Blidingia marginata is a species of seaweed in the Kornmanniaceae family.

==Description==
The species is 2–5 cm high, 100–200 μm (4–8×10−3 in) wide and 12–100 μm thick. It has 15-20 cells, each of which is 10 μm long.

==Distribution==
It can be found in such African countries as Azores, South Africa, Algeria, and Morocco. It can be found in various gulfs, oceans and seas such as Gulf of Maine and Gulf of Mexico, in Atlantic Ocean and Mediterranean Sea. It is also common on Bermuda, Cuba, and Tristan da Cunha. The North American distribution is varied by state in the United States but can be found in Canada and Mexico as well. The states that carry the species are Georgia, North Carolina, Virginia, Connecticut, Maine, Massachusetts and New Jersey.

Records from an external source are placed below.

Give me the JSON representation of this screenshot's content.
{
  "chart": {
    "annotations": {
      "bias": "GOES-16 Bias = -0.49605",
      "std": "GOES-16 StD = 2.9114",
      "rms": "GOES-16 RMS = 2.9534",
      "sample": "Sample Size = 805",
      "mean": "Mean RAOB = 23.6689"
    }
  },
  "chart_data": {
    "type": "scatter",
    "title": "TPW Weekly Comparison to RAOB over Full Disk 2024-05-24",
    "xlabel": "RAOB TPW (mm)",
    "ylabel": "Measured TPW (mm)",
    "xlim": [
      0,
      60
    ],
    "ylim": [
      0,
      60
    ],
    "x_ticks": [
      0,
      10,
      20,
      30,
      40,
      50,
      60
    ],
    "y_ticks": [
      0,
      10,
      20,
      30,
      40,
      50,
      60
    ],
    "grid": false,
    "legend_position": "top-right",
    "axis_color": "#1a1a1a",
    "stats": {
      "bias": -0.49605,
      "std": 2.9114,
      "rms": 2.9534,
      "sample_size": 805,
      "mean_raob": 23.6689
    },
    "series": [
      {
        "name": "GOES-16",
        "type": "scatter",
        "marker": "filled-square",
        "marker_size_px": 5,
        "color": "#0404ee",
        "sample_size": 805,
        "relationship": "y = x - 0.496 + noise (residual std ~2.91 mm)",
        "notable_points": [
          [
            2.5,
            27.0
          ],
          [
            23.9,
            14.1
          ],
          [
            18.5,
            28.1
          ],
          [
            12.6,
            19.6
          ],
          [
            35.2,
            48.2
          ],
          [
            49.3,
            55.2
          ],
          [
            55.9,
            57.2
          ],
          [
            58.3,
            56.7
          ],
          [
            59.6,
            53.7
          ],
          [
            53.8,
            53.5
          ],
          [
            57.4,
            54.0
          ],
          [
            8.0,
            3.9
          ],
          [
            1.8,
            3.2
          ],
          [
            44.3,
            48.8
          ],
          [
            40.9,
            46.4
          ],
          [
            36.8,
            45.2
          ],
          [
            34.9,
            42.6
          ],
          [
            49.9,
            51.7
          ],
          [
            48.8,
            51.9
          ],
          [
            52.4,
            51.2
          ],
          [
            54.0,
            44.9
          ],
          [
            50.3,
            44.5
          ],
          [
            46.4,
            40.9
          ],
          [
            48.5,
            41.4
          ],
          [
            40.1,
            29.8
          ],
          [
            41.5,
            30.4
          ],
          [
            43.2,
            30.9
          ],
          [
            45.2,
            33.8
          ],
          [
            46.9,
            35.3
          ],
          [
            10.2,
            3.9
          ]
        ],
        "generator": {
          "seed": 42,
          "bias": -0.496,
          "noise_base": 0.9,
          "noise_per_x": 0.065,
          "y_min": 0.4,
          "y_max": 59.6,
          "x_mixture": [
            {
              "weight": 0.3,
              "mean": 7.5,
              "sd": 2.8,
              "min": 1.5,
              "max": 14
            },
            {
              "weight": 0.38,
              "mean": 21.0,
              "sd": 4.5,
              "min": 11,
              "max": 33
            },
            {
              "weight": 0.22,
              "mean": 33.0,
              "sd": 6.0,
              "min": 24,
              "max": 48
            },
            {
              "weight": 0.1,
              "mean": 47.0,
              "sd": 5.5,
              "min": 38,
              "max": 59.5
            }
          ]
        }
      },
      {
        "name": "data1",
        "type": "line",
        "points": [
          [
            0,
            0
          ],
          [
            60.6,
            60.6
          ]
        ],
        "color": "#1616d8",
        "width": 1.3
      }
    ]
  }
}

In Asia it is found only in Japan while in South America it is found in Argentina, Brazil and Uruguay.

===Australasian distribution===
It is found in New Zealand and southern Australia where it is found in Recherche Archipelago, Streaky Bay, Ardrossan and Port Adelaide.

===European distribution===
In Europe, it is found in Belgium, Ireland, France, Spain, Sweden, and United Kingdom. It is also common on the shores of Portugal and Norway.

==Habitat==
The species is commonly found with Juncus species.